Description of field of research:

UWB is an emerging technology that has drawn much attention in recent years. IR-UWB devices can generate very narrow electromagnetic pulses which can be utilized in precise positioning and range measurement. 

Our group has developed a few UWB-based applications including pedestrian tracking & navigation, collision avoidance. 

However, the UWB technology requires a sub-nanosecond level accuracy in time-of-flight measurement, which makes it sensitive to the Non-Line-Of-Sight(NLOS) scenario. 

The knowledge of NLOS can help to improve the precision of the UWB-based applications.

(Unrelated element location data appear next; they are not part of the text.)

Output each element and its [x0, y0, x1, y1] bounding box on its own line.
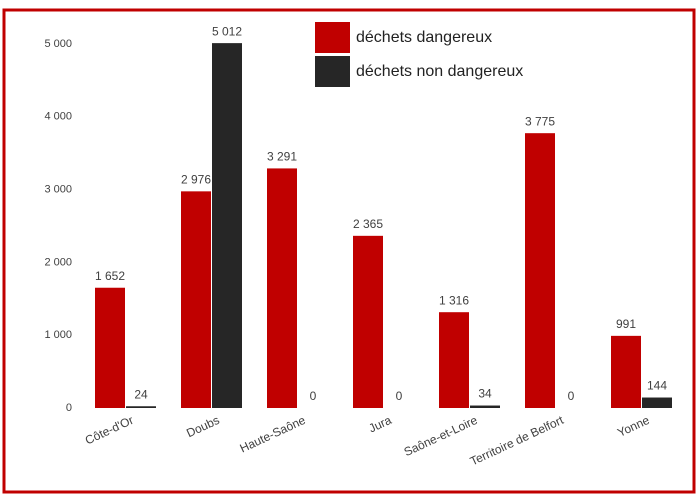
value-label: 1 316: [439, 293, 469, 307]
bar: [525, 133, 555, 408]
value-label: 0: [568, 389, 575, 403]
legend-swatch: [315, 56, 350, 87]
bar: [126, 406, 156, 408]
y-tick-label: 1 000: [44, 329, 72, 341]
value-label: 34: [478, 387, 492, 401]
bar: [267, 168, 297, 408]
value-label: 991: [616, 317, 636, 331]
bar: [470, 405, 500, 408]
value-label: 0: [396, 389, 403, 403]
legend-label: déchets non dangereux: [356, 63, 523, 80]
bar: [439, 312, 469, 408]
y-tick-label: 3 000: [44, 184, 72, 196]
bar: [181, 191, 211, 408]
value-label: 24: [134, 387, 148, 401]
y-tick-label: 5 000: [44, 38, 72, 50]
value-label: 0: [310, 389, 317, 403]
bar: [611, 335, 641, 408]
value-label: 2 365: [353, 217, 383, 231]
value-label: 144: [647, 379, 667, 393]
bar: [212, 43, 242, 408]
value-label: 2 976: [181, 173, 211, 187]
value-label: 3 775: [525, 114, 555, 128]
value-label: 3 291: [267, 150, 297, 164]
legend-label: déchets dangereux: [356, 29, 492, 46]
bar: [642, 397, 672, 408]
value-label: 5 012: [212, 24, 242, 38]
value-label: 1 652: [95, 269, 125, 283]
legend-swatch: [315, 22, 350, 53]
chart-frame: [2, 8, 696, 494]
y-tick-label: 2 000: [44, 256, 72, 268]
bar: [95, 287, 125, 408]
bar: [353, 235, 383, 408]
y-tick-label: 0: [66, 402, 72, 414]
y-tick-label: 4 000: [44, 111, 72, 123]
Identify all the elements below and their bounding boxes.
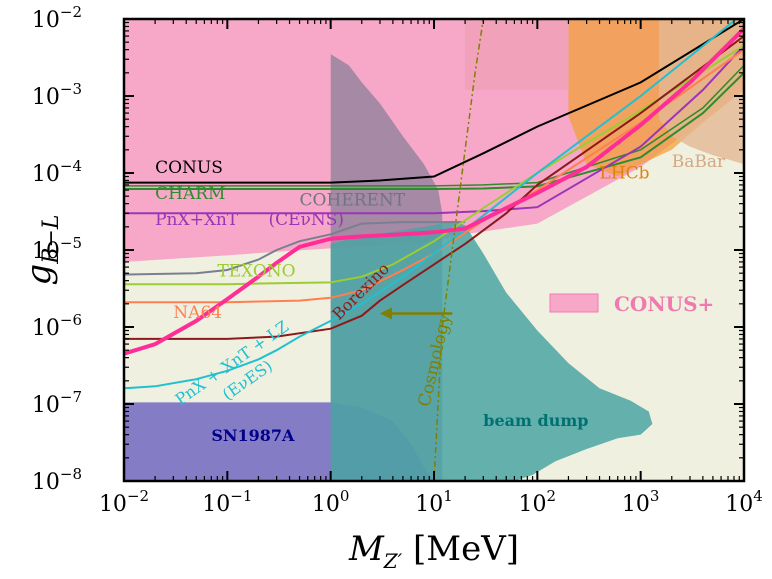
y-tick-label: 10−8 <box>32 465 82 495</box>
line-cosmology <box>433 19 485 481</box>
y-tick-label: 10−4 <box>32 157 82 187</box>
label-coherent: COHERENT <box>300 190 406 210</box>
x-tick-label: 103 <box>622 487 660 517</box>
legend-label-conus-plus: CONUS+ <box>614 292 714 316</box>
label-sn1987a: SN1987A <box>211 426 295 445</box>
cosmology-arrow-head <box>379 307 392 320</box>
line-conus <box>124 19 744 184</box>
line-texono <box>124 44 744 286</box>
line-charm-2 <box>124 64 744 187</box>
label-beam-dump: beam dump <box>483 411 588 430</box>
line-charm <box>124 72 744 190</box>
line-pnx-xnt <box>124 45 744 215</box>
line-na64 <box>124 48 744 304</box>
line-conus- <box>124 27 744 356</box>
x-tick-label: 10−2 <box>99 487 149 517</box>
x-tick-label: 101 <box>415 487 453 517</box>
label-charm: CHARM <box>155 184 225 204</box>
line-pnx-xnt-lz <box>124 19 739 390</box>
axis-ticks: 10−2 10−1 100 101 102 103 104 10−8 10−7 10−6 10−5 1… <box>32 3 763 517</box>
constraint-lines <box>124 19 744 481</box>
label-babar: BaBar <box>672 152 726 172</box>
label-conus: CONUS <box>155 158 223 178</box>
legend-swatch-conus-plus <box>549 293 599 313</box>
line-coherent <box>124 221 466 276</box>
x-axis-title: MZ′ [MeV] <box>348 529 519 573</box>
label-cevns: (CEνNS) <box>268 210 344 230</box>
label-lhcb: LHCb <box>600 163 650 183</box>
label-na64: NA64 <box>173 303 222 323</box>
y-tick-label: 10−6 <box>32 311 82 341</box>
legend: CONUS+ <box>549 292 714 316</box>
x-tick-label: 100 <box>312 487 350 517</box>
y-tick-label: 10−7 <box>32 388 82 418</box>
x-tick-label: 10−1 <box>202 487 252 517</box>
region-beam-dump <box>330 220 653 481</box>
x-tick-label: 104 <box>725 487 763 517</box>
y-tick-label: 10−3 <box>32 80 82 110</box>
y-axis-title: gB−L <box>19 215 64 286</box>
y-tick-label: 10−5 <box>32 234 82 264</box>
region-upper-pink-band <box>465 19 569 90</box>
line-borexino <box>124 35 744 340</box>
label-texono: TEXONO <box>217 262 295 282</box>
label-pnx-xnt: PnX+XnT <box>155 210 239 230</box>
y-tick-label: 10−2 <box>32 3 82 33</box>
x-tick-label: 102 <box>519 487 557 517</box>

This project is about to recognize the NLOS scenario by analyzing the channel impulse response (CIR) data. Machine learning might be used to process the CIR data.

School

Minerals and Energy Resources Engineering

Research areas

Embedded Systems, Machine Learning

The candidate will work closely with Dr Binghao Li, Kai Zhao, Dr Boge Liu and other team members of the MIoT & IPIN lab. Dr Binghao Li is the main contact.

  • The candidate is expected to set up a machine learning training dataset by collecting data with different devices in different scenarios. In order to automate the data collection, the candidate may also need to develop some small tools/scripts.
  • It is also expected that the dataset can be processed with some machine learning models and the performance of the models in NLOS recognition can be compared and analyzed.

The target chipset:

  • https://www.decawave.com/product/dw1000-radio-ic/

The description of the proposed issue:

  • https://www.decawave.com/wp-content/uploads/2018/10/APS006_Part-3-DW1000-Diagnostics-for-NLOS-Channels_v1.1.pdf

An example of our UWB application:

  • Li, B., Zhao, K. and Sandoval, E.B., 2020. A UWB-Based Indoor Positioning System Employing Neural Networks. Journal of Geovisualization and Spatial Analysis, 4(2), pp.1-9.